Human beings ought to be free to pursue what is good unhindered by state-sponsored barriers. As a result, “plural”—conflicting—visions of the Good will co-exist and interact in society.
This seems compatible with a Christian view that holds—as a fact, not an opinion or a personal value (see Thursday’s post)—that the Creator God and His Son are owed our love and worship, and that coercion de-natures love and worship. So while politics and religion are perhaps inseparable, freedom of worship and robust religious liberty are possible.
(Note here the stark difference in commitments to religious liberty in Western societies—rooted in Christian thinking—and those rooted in Islam).

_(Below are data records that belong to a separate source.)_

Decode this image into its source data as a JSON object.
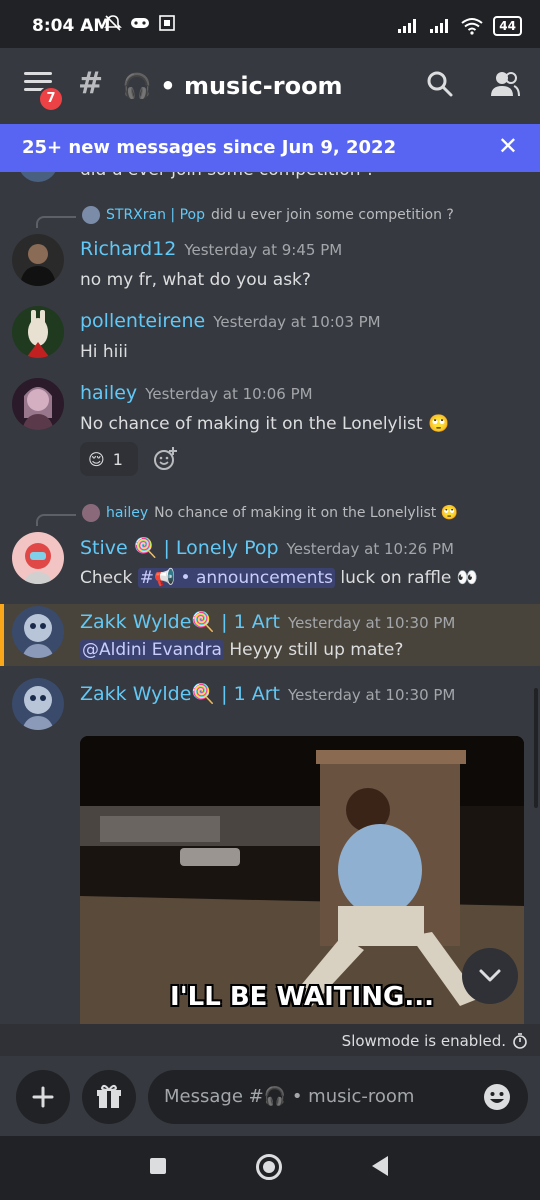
{
  "status_bar": {
    "time": "8:04 AM",
    "battery": "44",
    "left_icons": [
      "mute-icon",
      "game-icon",
      "calendar-icon"
    ],
    "right_icons": [
      "signal-icon",
      "signal-icon",
      "wifi-icon",
      "battery-icon"
    ]
  },
  "header": {
    "notification_count": "7",
    "channel_prefix": "#",
    "channel_emoji": "🎧",
    "channel_name": "• music-room"
  },
  "banner": {
    "text": "25+ new messages since Jun 9, 2022",
    "close_label": "✕"
  },
  "messages": {
    "partial_text": "did u ever join some competition ?",
    "richard": {
      "reply_to_name": "STRXran | Pop",
      "reply_to_text": "did u ever join some competition ?",
      "author": "Richard12",
      "timestamp": "Yesterday at 9:45 PM",
      "text": "no my fr, what do you ask?"
    },
    "pollen": {
      "author": "pollenteirene",
      "timestamp": "Yesterday at 10:03 PM",
      "text": "Hi hiii"
    },
    "hailey": {
      "author": "hailey",
      "timestamp": "Yesterday at 10:06 PM",
      "text": "No chance of making it on the Lonelylist 🙄",
      "reaction_emoji": "😌",
      "reaction_count": "1"
    },
    "stive": {
      "reply_to_name": "hailey",
      "reply_to_text": "No chance of making it on the Lonelylist 🙄",
      "author": "Stive 🍭 | Lonely Pop",
      "timestamp": "Yesterday at 10:26 PM",
      "text_before": "Check",
      "channel_mention": "#📢 • announcements",
      "text_after": "luck on raffle 👀"
    },
    "zakk1": {
      "author": "Zakk Wylde🍭 | 1 Art",
      "timestamp": "Yesterday at 10:30 PM",
      "mention": "@Aldini Evandra",
      "text": "Heyyy still up mate?"
    },
    "zakk2": {
      "author": "Zakk Wylde🍭 | 1 Art",
      "timestamp": "Yesterday at 10:30 PM",
      "gif_caption": "I'LL BE WAITING..."
    }
  },
  "slowmode": {
    "text": "Slowmode is enabled."
  },
  "composer": {
    "placeholder": "Message #🎧 • music-room"
  },
  "colors": {
    "accent": "#5865f2",
    "username": "#62c8f6",
    "highlight": "#faa81a",
    "badge": "#ed4245"
  }
}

Yet the fact remains that the law itself makes truth claims, and civil institutions must choose between conflicting visions of the Good, the nature of the human person, the nature and purpose of law, and a wide variety of other foundational presuppositions which reflect—and require—moral knowledge.
What is the purpose of punishment?
Why compensate victims and on what grounds?
What is a judge?
What does it mean for a state to “do justice”?
Different answers to these simple—but foundational—questions result in widely divergent practices, laws, and even institutions.
Even on basic presuppositions, we are faced with plural conceptions of the Good, and the choices that must be made in this regard in areas of public justice are certainly within the authority of the civil government.